Latest Presidential Polls: What Obama Should Do About the Romney Post Debate Bounce

Impact

Like many viewers, I was befuddled by the president’s first debate performance. How was it possible that he could be so passive and unwilling to challenge Romney on blatant untruths about pre-existing conditions, the difference between their tax plans, as well as the Republican candidate’s sordid overtures at giving Big Bird the heave-ho?

“I’m actually quite partial to Oscar the Grouch,” I imagined Obama responding, before proceeding to launch a full-throated defense of Big Bird right then and there. Even though the whole thing is absolutely harebrained, he still wins the argument, because really, who wants to kill off Big Bird?

But the president waited until the next day to make the Big Bird argument. By then, it was too late and came off as scripted, as if the campaign needed to focus group the line before going with it.

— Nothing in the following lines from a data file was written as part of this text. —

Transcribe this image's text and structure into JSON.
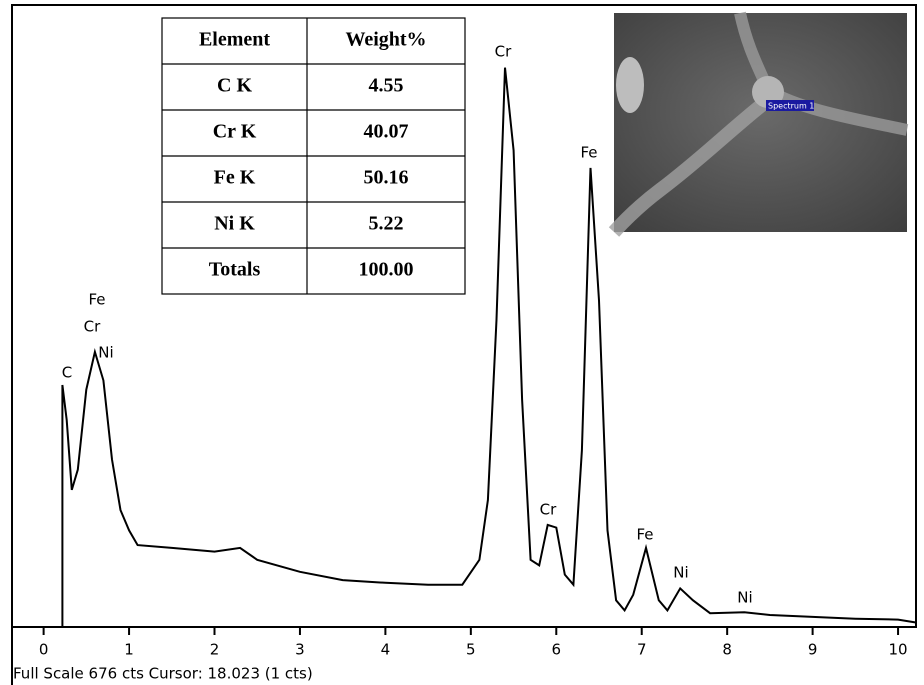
{
  "chart_data": {
    "type": "line",
    "x": [
      0.22,
      0.22,
      0.27,
      0.33,
      0.4,
      0.5,
      0.6,
      0.7,
      0.8,
      0.9,
      1.0,
      1.1,
      1.5,
      2.0,
      2.3,
      2.5,
      3.0,
      3.5,
      4.0,
      4.5,
      4.9,
      5.1,
      5.2,
      5.3,
      5.4,
      5.5,
      5.6,
      5.7,
      5.8,
      5.9,
      6.0,
      6.1,
      6.2,
      6.3,
      6.4,
      6.5,
      6.6,
      6.7,
      6.8,
      6.9,
      7.05,
      7.2,
      7.3,
      7.45,
      7.6,
      7.8,
      8.2,
      8.5,
      9.0,
      9.5,
      10.0,
      10.2
    ],
    "values": [
      0,
      263,
      225,
      149,
      171,
      258,
      299,
      268,
      182,
      127,
      105,
      89,
      86,
      82,
      86,
      73,
      60,
      51,
      48,
      46,
      46,
      73,
      138,
      334,
      608,
      518,
      247,
      73,
      67,
      111,
      108,
      57,
      46,
      192,
      499,
      355,
      105,
      29,
      18,
      35,
      86,
      29,
      18,
      42,
      29,
      15,
      16,
      13,
      11,
      9,
      8,
      5
    ],
    "color": "#000000",
    "xlim": [
      -0.37,
      10.21
    ],
    "xticks": [
      0,
      1,
      2,
      3,
      4,
      5,
      6,
      7,
      8,
      9,
      10
    ],
    "ylim": [
      0,
      676
    ],
    "annotations": [
      "C",
      "Fe",
      "Cr",
      "Ni",
      "Cr",
      "Cr",
      "Fe",
      "Fe",
      "Ni",
      "Ni"
    ],
    "footer": "Full Scale 676 cts Cursor: 18.023  (1 cts)"
  },
  "table": {
    "header": [
      "Element",
      "Weight%"
    ],
    "rows": [
      [
        "C K",
        "4.55"
      ],
      [
        "Cr K",
        "40.07"
      ],
      [
        "Fe K",
        "50.16"
      ],
      [
        "Ni K",
        "5.22"
      ],
      [
        "Totals",
        "100.00"
      ]
    ]
  },
  "image": {
    "label": "Spectrum 1"
  }
}
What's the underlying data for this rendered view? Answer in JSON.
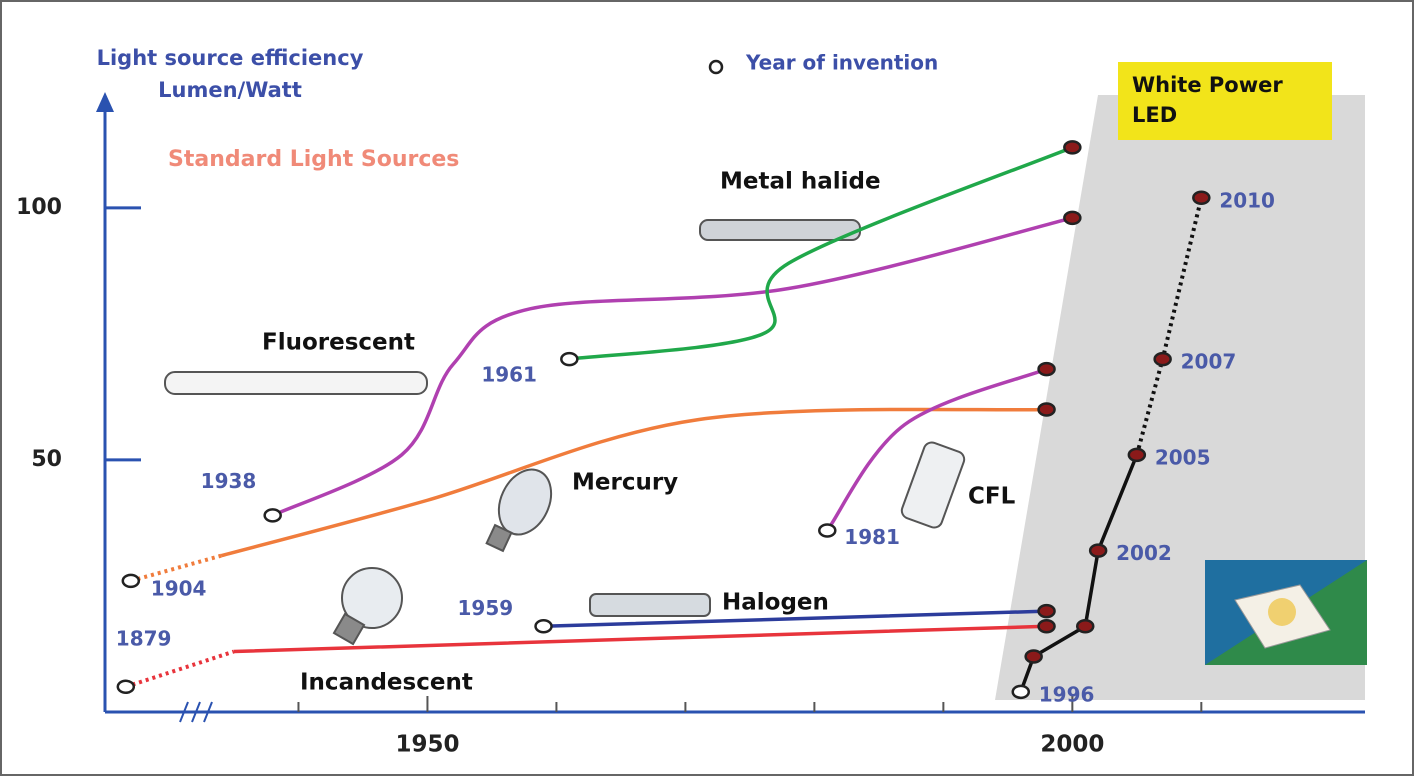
{
  "chart_data": {
    "type": "line",
    "y_label": "Light source efficiency Lumen/Watt",
    "legend_label": "Year of invention",
    "annotation": "Standard Light Sources",
    "ylim": [
      0,
      120
    ],
    "yticks": [
      50,
      100
    ],
    "xlim": [
      1925,
      2023
    ],
    "xticks": [
      1950,
      2000
    ],
    "xminor_ticks": [
      1940,
      1960,
      1970,
      1980,
      1990,
      2010
    ],
    "series": [
      {
        "name": "Incandescent",
        "color": "#e8343c",
        "x": [
          1879,
          1935,
          1998
        ],
        "values": [
          5,
          12,
          17
        ],
        "dotted_segments": [
          0
        ],
        "year_labels": [
          0
        ],
        "markers": "ends",
        "smooth": true
      },
      {
        "name": "Halogen",
        "color": "#2c3c9c",
        "x": [
          1959,
          1998
        ],
        "values": [
          17,
          20
        ],
        "year_labels": [
          0
        ],
        "markers": "ends",
        "smooth": true
      },
      {
        "name": "Mercury",
        "color": "#f07c3c",
        "x": [
          1904,
          1934,
          1950,
          1971,
          1998
        ],
        "values": [
          26,
          31,
          42,
          58,
          60
        ],
        "dotted_segments": [
          0
        ],
        "year_labels": [
          0
        ],
        "markers": "ends",
        "smooth": true
      },
      {
        "name": "Fluorescent",
        "color": "#b040b0",
        "x": [
          1938,
          1948,
          1952,
          1958,
          1978,
          2000
        ],
        "values": [
          39,
          51,
          69,
          80,
          84,
          98
        ],
        "year_labels": [
          0
        ],
        "markers": "ends",
        "smooth": true
      },
      {
        "name": "Metal halide",
        "color": "#20a84a",
        "x": [
          1961,
          1976,
          1978,
          2000
        ],
        "values": [
          70,
          75,
          89,
          112
        ],
        "year_labels": [
          0
        ],
        "markers": "ends",
        "smooth": true
      },
      {
        "name": "CFL",
        "color": "#b040b0",
        "x": [
          1981,
          1987,
          1998
        ],
        "values": [
          36,
          57,
          68
        ],
        "year_labels": [
          0
        ],
        "markers": "ends",
        "smooth": true
      },
      {
        "name": "White Power LED",
        "color": "#111111",
        "x": [
          1996,
          1997,
          2001,
          2002,
          2005,
          2007,
          2010
        ],
        "values": [
          4,
          11,
          17,
          32,
          51,
          70,
          102
        ],
        "dotted_segments": [
          4,
          5
        ],
        "year_labels": [
          0,
          3,
          4,
          5,
          6
        ],
        "markers": "all",
        "smooth": false
      }
    ]
  }
}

So after the debate I was befuddled. I began thinking that this could be some elaborate hustle by Obama. He attempts to play it straight, staying mostly positive, and though he appears weak overall, it sets up Romney perfectly for the next debate, where he finally finishes him. The later debates would matter more anyway, I told myself.

It was, of course, wishful thinking that Obama was using some Jedi mind trick, but his performance was that inexplicable. I had watched Jon Stewart wonder the same thing about Obama’s Jedi credentials in the past. His blindside seems so obvious sometimes that it leads you to believe it must be some elaborate head fake, when in reality it’s just sheer, unadulterated human error.

Scanning the news after the debate in the next couple days I was pleasantly surprised to find a Star Wars-related story in the Huffington Post. Mark Hamill, aka Luke Skywalker, tweeted: “I’ve never seen a candidate for President lie more than Romney. He lies effortlessly, shamelessly. This snake oil salesman must be defeated!!!”

The apt phrase 'snake oil' had been used in a stump speech this past August by Obama to personify the Romney-Ryan ticket, but this kind of caustic language wasn’t used at all during the debate.

The complaint by most on the left was that Obama should have called out Romney’s serial lying during the debate. He at least should have used the 47% percent attack line. And he should have.

The president was probably surprised that Romney had cast so far to the middle and was not representing anything near the policies he had advocated for in the past year; he wasn’t prepared to attack Romney and call him a liar. He wanted to take the high road, and make his case directly to the undecided voters. This was at least the strategy that David Axelrod described after the debate in the spin room.

If this was a deliberate strategy for Obama to maintain, as Senator O’ Malley of Maryland called it, “a dignified reserve,” and to stay above the fray in some grand gesture of bi-partisan-ism, then it was obviously a bad one. Whoever came up with the idea, whether it was the communications team, or the president, how could they be so naïve? But Obama supporters were also being naïve, for this was after all the man who persistently, almost dogmatically, labored for Republican cooperation for years even after they’ve made it quite clear their only goal is to make him a one term president.

Obama obviously wants to be liked, and this is a lot of what he has going for him -- now to a fault. As Paul Krugman noted this Sunday, Obama tends to be stubbornly conciliatory until he is backed into a corner, as shown by the 2008 McCain debates. Krugman also appropriately went after the media’s ineptitude in fact checking and establishing some kind of objective truth throughout the campaign.

In the end though, Obama bears the full extent of the blame and not the media. If Bill Clinton is the “Secretary of Explaining Stuff,” Obama needs to be the “Fact-Checker in Chief,” while staying away from being the “Over-Explainer in Chief.”

As for Romney, it seems he has adopted a strategy to tack to the center, regardless of his previous record (the past year), and to turn the race into an all-out, no-holds-barred truthiness battle where both candidates quibble like children (“You’re a liar. You started it!”), something that nobody wants to see. The problem with this strategy is that even though it may serve to debilitate an already demoralized electorate, maybe even siphoning off some Obama votes (rather than adding to Romney votes necessarily), it won’t really make that much of a difference as long as Obama manages to have two decent debate performances over the coming month.

So does all of this even matter? Is the debate actually going to change minds?

If you look at recent polls, it appears that Romney got a decent bounce from the debates, but undecided voters weren’t really affected that much, or inspired more to vote for one candidate or the other. Yet much of the media continues to treat the debate like it was a death knell for Obama to finally lose a news cycle — a small window which was eventually closed when the unemployment rate shot down to 7.8%.

Indeed, Obama did poorly. He should know that he can’t afford to give the Republicans an inch of daylight, especially a month out from the elections. There are however, still two presidential debates remaining, which will be more remembered by voters when it comes time to vote.

To take a page from Mark Hamill, Obama should use the phrase 'snake oil', a phrase he has used before, during the next presidential debate to characterize Romney’s penchant for flip-flopping. It would hit hard, resonate with voters, and be a contender for attack headline of the night.